Lasting ladder
Умберто Эко запрещал делать сноски к переводным изданиям своих книг, да и не склонны, как показывает множество дискуссий на Фантлабе и Флибусте, рунетовские читатели ценить примечания переводчиков. Поэтому требуется обладать определенным культурным бэкграундом, чтобы опознать в афоризме немецкого мистика, процитированном Вильгельмом Баскервилем своему ученику Эдсону, ретрокаузально вплетенное в средневековый антураж изречение Витгенштейна.
…тот, кто поймет меня, поднявшись с их помощью — по ним — над ними, в конечном счете признает, что они бессмысленны. (Он должен, так сказать, отбросить лестницу, после того как поднимется по ней.)

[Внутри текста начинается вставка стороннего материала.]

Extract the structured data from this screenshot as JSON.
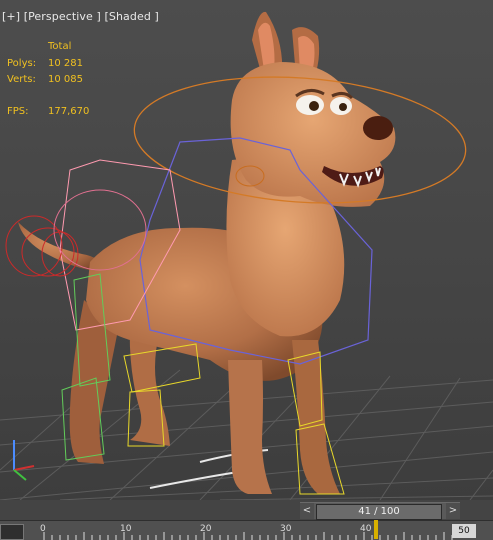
{
  "viewport": {
    "label": "[+] [Perspective ] [Shaded ]",
    "stats": {
      "header": "Total",
      "polys_label": "Polys:",
      "polys_value": "10 281",
      "verts_label": "Verts:",
      "verts_value": "10 085",
      "fps_label": "FPS:",
      "fps_value": "177,670"
    }
  },
  "timeline": {
    "frame_display": "41 / 100",
    "current_frame": 41,
    "total_frames": 100,
    "prev_arrow": "<",
    "next_arrow": ">",
    "ruler_labels": [
      "0",
      "10",
      "20",
      "30",
      "40",
      "50"
    ],
    "current_box": "50"
  },
  "colors": {
    "stats_text": "#f0c020",
    "fur": "#b8754f",
    "rig_orange": "#d47a26",
    "rig_purple": "#6a63d8",
    "rig_yellow": "#e8d82a",
    "rig_green": "#62cc5a",
    "rig_red": "#cc2a2a",
    "rig_pink": "#ff9ab0"
  }
}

«Ты сейчас очень хорошо сказал, Адсон, спасибо тебе. Исходный порядок — это как сеть, или как лестница, которую используют, чтоб куда-нибудь подняться. Однако после этого лестницу необходимо отбрасывать, потому что обнаруживается, что хотя она пригодилась, в ней самой не было никакого смысла. Er muoz gelichesame die leiter abewerfen, so er an ir ufgestigen… Так ведь говорят?»
«На моем языке звучит так. Кто это сказал?»

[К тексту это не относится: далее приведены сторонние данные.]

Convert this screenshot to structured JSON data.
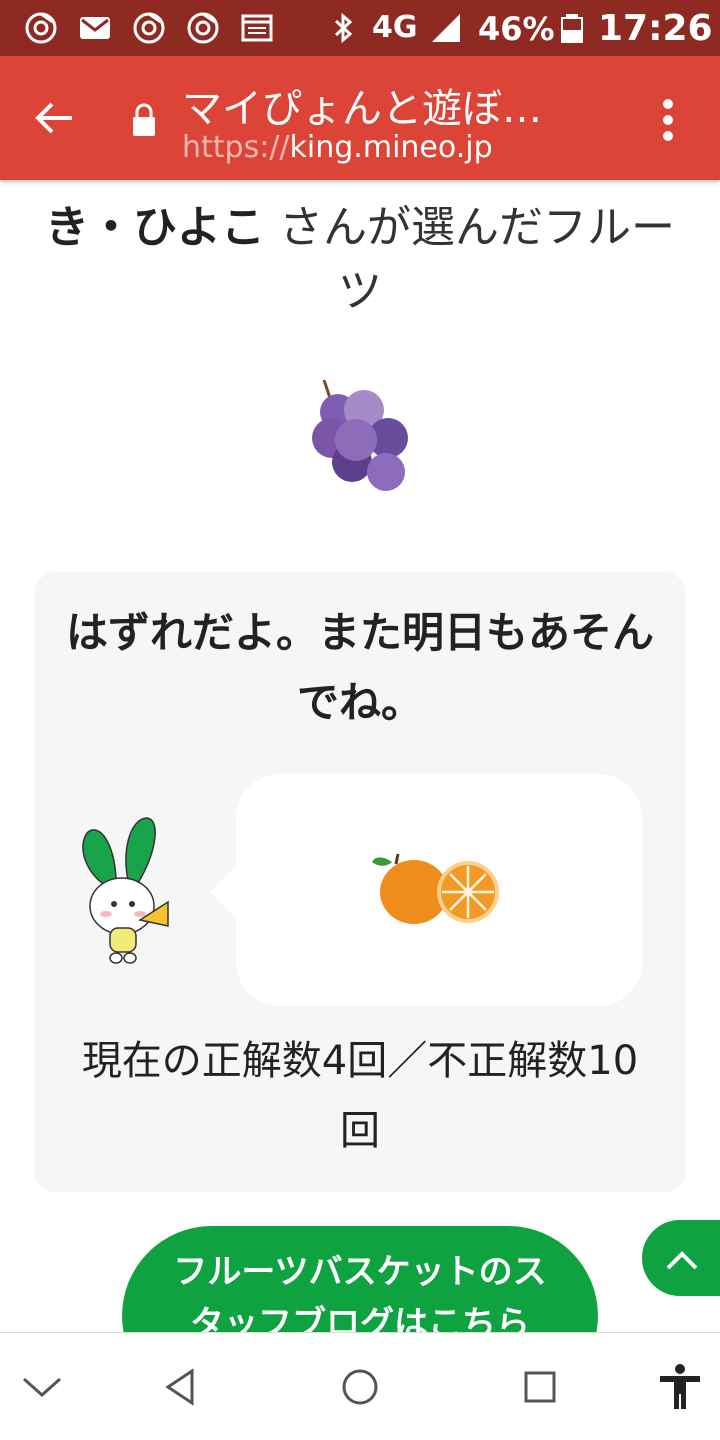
{
  "status_bar": {
    "network": "4G",
    "battery_percent": "46%",
    "time": "17:26",
    "icons": [
      "chrome-icon",
      "gmail-icon",
      "chrome-icon",
      "chrome-icon",
      "news-icon",
      "bluetooth-icon",
      "signal-icon",
      "battery-icon"
    ]
  },
  "browser": {
    "title": "マイぴょんと遊ぼ…",
    "url_scheme": "https://",
    "url_host": "king.mineo.jp"
  },
  "page": {
    "user_name": "き・ひよこ",
    "heading_suffix": " さんが選んだフルーツ",
    "user_fruit": "grape",
    "result_message": "はずれだよ。また明日もあそんでね。",
    "mascot_fruit": "orange",
    "score_text": "現在の正解数4回／不正解数10回",
    "blog_button_label": "フルーツバスケットのスタッフブログはこちら"
  },
  "colors": {
    "status_bar": "#8e2a22",
    "app_bar": "#db4437",
    "card_bg": "#f5f6f5",
    "button_green": "#0fa240",
    "grape": "#7a55a8",
    "orange": "#ef8c1c"
  },
  "nav": {
    "icons": [
      "chevron-down-icon",
      "back-triangle-icon",
      "home-circle-icon",
      "recents-square-icon",
      "accessibility-icon"
    ]
  }
}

«Один мистик с твоей родины. Он написал это где-то, не помню где. И не так уж необходимо, чтобы кто-нибудь в один прекрасный день снова нашел эту рукопись. Единственные полезные истины — это орудия, которые потом отбрасывают».
О наличии подробных комментариев к русскому изданию романов Бэккера из цикла о Втором Апокалипсисе даже заикаться смешно, а не то на Фантлабе меня опять попробуют забанить обнаглевшие модераторы. Однако заметим, что в свежей книге второй трилогии, а именно Великой Ордалии (The Great Ordeal), Бэккер устами Друза Аккамяна также формулирует выводы, ранее озвученные Вильгельмом Баскервилем и Витгенштейном.
Она сердито смотрит на него.
— Думай же, — рычит он. — Косотер. Шкуроеды. Он должен был знать, Мимара! Он все это время меня сюда подталкивал!
— Акка, да ну, — говорит она. — Как такое возможно?
Впервые она слышит в собственном голосе материнские нотки — интонации матери, которой скоро станет.
— Мои заметки! — С этим криком пробуждается ужас. — Башня! Он побывал в моей башне! Он прочел мои записки и обнаружил, что в своих Видениях я пытался отыскать Ишуаль!
Она отводит глаза, чувствуя отвращение к его беспощадному самоуничижению, и снова принимается блуждать меж курганов. Она пробует на ощупь поросль, торчащую изо всех щелей в развалинах: сохнущие сорняки, кустарники, похожие на прутья, даже небольшие искривленные сосенки. Сколько лет минуло после разрушения, задумывается она — три? Больше?
— Ты хочешь сказать, что он побывал и здесь? — обращается она к наблюдающему за ней волшебнику. — Уничтожил свою колыб…
— Конечно же! — резко бросает он. — Конечно же, конечно же, конечно же! Он заметал следы. Пытался помешать мне, чтоб я не прошел у его истоков… Однако задумайся. Разве мог бы он владычествовать в полной безопасности, будь еще живы другие дуньяины? Он разрушил Ишуаль вынужденно, девочка. Он должен был отбросить лестницу, по которой забрался так высоко.
Она не столь в этом уверена. Но она никогда не бывает уверена.
— Так, значит… это совершил Келлхус?
По очевидным причинам в передаче этого отрывка я не придерживаюсь транскрипции, выбранной безграмотными переводчицами и редакторами русского издания, и, к примеру, называю Анасуримбора Келлхуса дуньяином (Dûnyain), а не дунианином, как почему-то сделано в официальном переводе.